Akhirnya kancil menyerah, tetapi dia minta izin melarikan diri dulu agar dia tidak dimarahi oleh Nabi Sulaiman. Setelah suara kancil tidak terdengar lagi, dengan bernafsu macan melahap kue tar kuning-kehijauan yang menggugah selera itu, tetapi sekejap kemudian ia muntah-muntah sambil marah-marah, karena kue itu sebenarnya adalah tahi kerbau yang diklaim sebagai kue oleh kancil.

Dalam dongeng untuk anak-anak itu, si kancil diberi julukan ”Kancil yang cerdik”, bukan kancil si tukang bohong. Selain itu, kebohongan Irsan juga tidak konsisten, karena dalam situasi lain Irsan tidak berbohong. Seorang yang punya sifat pembohong, akan secara konsisten berbohong dalam hampir segala situasi, seperti tetangga temannya mama yang hobinya meminjam uang dengan berbagai alasan bohong dan tidak pernah mengembalikannya, sehingga suaminya pernah dipanggil polisi atas laporan salah seorang korban teman mama itu.

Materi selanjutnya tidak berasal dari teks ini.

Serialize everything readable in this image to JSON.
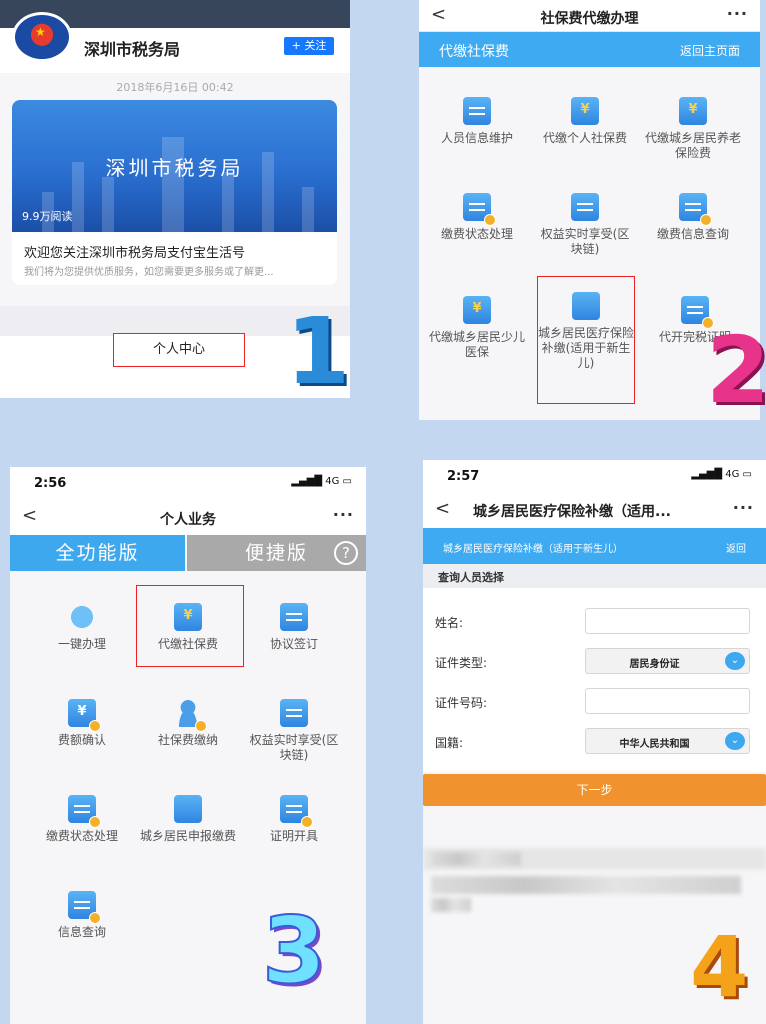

Temannya mama itu juga dikenal oleh warga se-RW, bahkan sekelurahan sebagai tukang bohong, peminjam duit yang tidak pernah mengembalikan. Temannya mama memenuhi syarat sebagai pembohong karena konsisten berbohong kepada siapa saja, dan orang-orang di sekitarnya bersepakat (konsensus) bahwa dia itu memang pembohong.

Lain halnya dengan Irsan, yang hanya berbohong dalam hal ulangan saja, dan guru wali kelasnya pun, ketika memanggil mama, hanya melaporkan soal pemalsuan tanda tangan saja, sama sekali tidak menyebut Irsan sebagai pembohong.

Akhirnya psikolog menyarankan agar pendekatan mama kepada Irsan diubah. Kalau nilai ulangan jelek, ga usah marah-marah. Tanyakan saja kesulitan apa yang dialami Irsan dan bantulah Irsan mencarikan jalan keluarnya, misalkan mencarikan guru les yang baik. Atau kalaupun Irsan memang lemah di matematika, ya sudah biarkan saja.

Agnes Monica, Chrisye, Suharto, dan Gus Dur, tidak pernah terdengar sebagai pandai matematika, tetapi mereka jadi musisi top dan presiden. Sebaliknya Einstein, yang ahli fisika, tidak pernah jadi penyanyi, apalagi presiden. Tetapi mereka jadi orang top di bidangnya masing-masing, karena mereka tidak pernah dimarahi ketika ulangan matematikanya jelek.